The result of all these much-publicised travels is that, wherever you go, people talk about the world. The poor are amazed by the stories brought back by sailors. The rich discuss the further-flung reaches of the globe with the sure knowledge relayed to them by their peers and what they have read in books by men such as Dampier and Pitts. The wider world becomes a great topic of debate to which everyone can add their own opinion. Pepys sits down one afternoon in the Fleece Tavern and argues with two escaped white slaves that Algiers is more lenient to Christian slaves than the Plantations are to black ones: they soon put him right on the subject, telling him about the constant beatings on the feet and the belly. Evelyn has dinner-table conversations about events in China and Japan. Merchants from Königsberg tell their hosts in London how people in their country live in winter, fishing with nets half a mile long through holes in the ice and taking the fish to market in sledges, packed with snow.84 One day you may be discussing the Turkish military advance into Germany and how the German emperor drinks too much, and another day you might be talking about the unscrupulousness of Moroccan warlords, or chatting about the Hottentots’ practice of semi-castration, or gazing in astonishment at a book in Chinese or Russian.85 The newspapers help circulate the knowledge of foreign events, so that you may find yourself in a London coffee shop reading about the defeat of Don John of Austria at Ameixial at the end of June 1663, or the destruction of Lima in a major earthquake at the end of May 1688.86 In fact, literate Londoners are just as much aware of recent events elsewhere in the known world as most modern people – with the principal difference that there is a time delay proportionate to the distance that the news has to travel. The Battle of Ameixial in Portugal, for example, takes place on 8 June 1663, three weeks before it appears in a London newspaper. The earthquake that destroys Lima actually happens on 20 October 1687, seven months before the London newspapers report it.
Scientific Knowledge
On 28 November 1660, a committee of learned gentlemen meets in London to discuss the formation of a new college or philosophical society for the exploration of scientific matters. Two years later their organisation receives a royal charter and becomes the Royal Society. Three years after that it starts publishing its Philosophical Transactions. As you are no doubt aware, this is a supremely important development in the history of science. It provides the institutional focus for international excellence in natural philosophy (as science is called at this time), which is just emerging as the prime discipline for understanding the depth and breadth of Creation.
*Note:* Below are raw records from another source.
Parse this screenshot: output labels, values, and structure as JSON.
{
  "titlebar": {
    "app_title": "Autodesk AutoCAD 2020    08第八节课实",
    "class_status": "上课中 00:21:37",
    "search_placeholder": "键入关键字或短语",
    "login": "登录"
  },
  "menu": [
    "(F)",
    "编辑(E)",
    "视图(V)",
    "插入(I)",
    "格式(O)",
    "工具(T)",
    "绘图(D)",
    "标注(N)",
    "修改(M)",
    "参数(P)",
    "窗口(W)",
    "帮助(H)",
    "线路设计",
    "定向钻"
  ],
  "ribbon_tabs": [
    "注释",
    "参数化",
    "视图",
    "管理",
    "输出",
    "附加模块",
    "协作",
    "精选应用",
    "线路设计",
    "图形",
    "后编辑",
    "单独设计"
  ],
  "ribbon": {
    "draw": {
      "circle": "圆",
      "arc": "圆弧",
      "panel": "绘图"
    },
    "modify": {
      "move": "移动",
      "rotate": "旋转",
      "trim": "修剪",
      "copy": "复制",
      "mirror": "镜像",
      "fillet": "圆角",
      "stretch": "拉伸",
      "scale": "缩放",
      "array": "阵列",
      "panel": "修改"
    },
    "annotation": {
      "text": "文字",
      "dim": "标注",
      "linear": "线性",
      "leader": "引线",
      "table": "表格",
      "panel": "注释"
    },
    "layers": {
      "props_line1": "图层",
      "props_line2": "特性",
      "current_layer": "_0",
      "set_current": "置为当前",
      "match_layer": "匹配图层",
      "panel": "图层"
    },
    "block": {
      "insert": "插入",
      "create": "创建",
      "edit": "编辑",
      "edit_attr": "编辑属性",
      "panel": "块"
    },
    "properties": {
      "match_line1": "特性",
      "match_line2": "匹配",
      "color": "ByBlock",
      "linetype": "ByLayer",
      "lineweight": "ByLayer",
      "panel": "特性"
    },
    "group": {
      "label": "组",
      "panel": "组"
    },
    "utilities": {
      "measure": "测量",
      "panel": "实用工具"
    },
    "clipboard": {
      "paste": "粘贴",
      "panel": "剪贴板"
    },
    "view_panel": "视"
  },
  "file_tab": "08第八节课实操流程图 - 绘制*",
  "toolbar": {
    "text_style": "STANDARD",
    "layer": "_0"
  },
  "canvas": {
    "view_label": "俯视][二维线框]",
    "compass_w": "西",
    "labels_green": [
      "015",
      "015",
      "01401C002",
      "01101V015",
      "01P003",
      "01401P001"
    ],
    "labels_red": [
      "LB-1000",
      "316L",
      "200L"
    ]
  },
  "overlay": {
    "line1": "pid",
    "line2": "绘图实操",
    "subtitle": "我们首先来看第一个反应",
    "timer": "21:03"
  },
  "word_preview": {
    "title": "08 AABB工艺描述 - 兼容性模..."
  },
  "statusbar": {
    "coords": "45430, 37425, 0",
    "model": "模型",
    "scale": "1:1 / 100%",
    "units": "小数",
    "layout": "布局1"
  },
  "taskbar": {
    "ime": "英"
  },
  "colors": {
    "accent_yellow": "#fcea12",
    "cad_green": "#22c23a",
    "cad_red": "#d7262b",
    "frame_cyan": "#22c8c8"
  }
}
This emphasis on Creation, with its religious connotations, is important. In the modern world we are prone to see religion and science as operating antagonistically, but in the seventeenth century they are one and the same thing. Previously unknown plants and animals discovered in the New World are immediately understood to have been created by God. People want to know their properties, to see whether they were put on Earth to be useful to mankind in some way – as medicines or dyes, for instance. Scientists are thus driven on by both their thirst for knowledge and by their quest for spiritual enlightenment. Robert Boyle is particularly interested in the nature and extent of Creation: not only does this intensify his interest in the natural world but it leads him to pay for the translation of the Bible into foreign languages and to send out missionaries to convert indigenous peoples of other continents. Isaac Newton knows the Bible better than anyone, and writes several theological treatises alongside his scientific works. The astronomer John Flamsteed is an ordained clergyman. Robert Hooke’s depictions of the minutiae of life are part of his attempt to show the machinery of Creation in greater detail. It is hardly surprising that so many scientific breakthroughs are made in this period. As history has shown repeatedly over the centuries, if you really want to make something happen, make it a spiritual quest.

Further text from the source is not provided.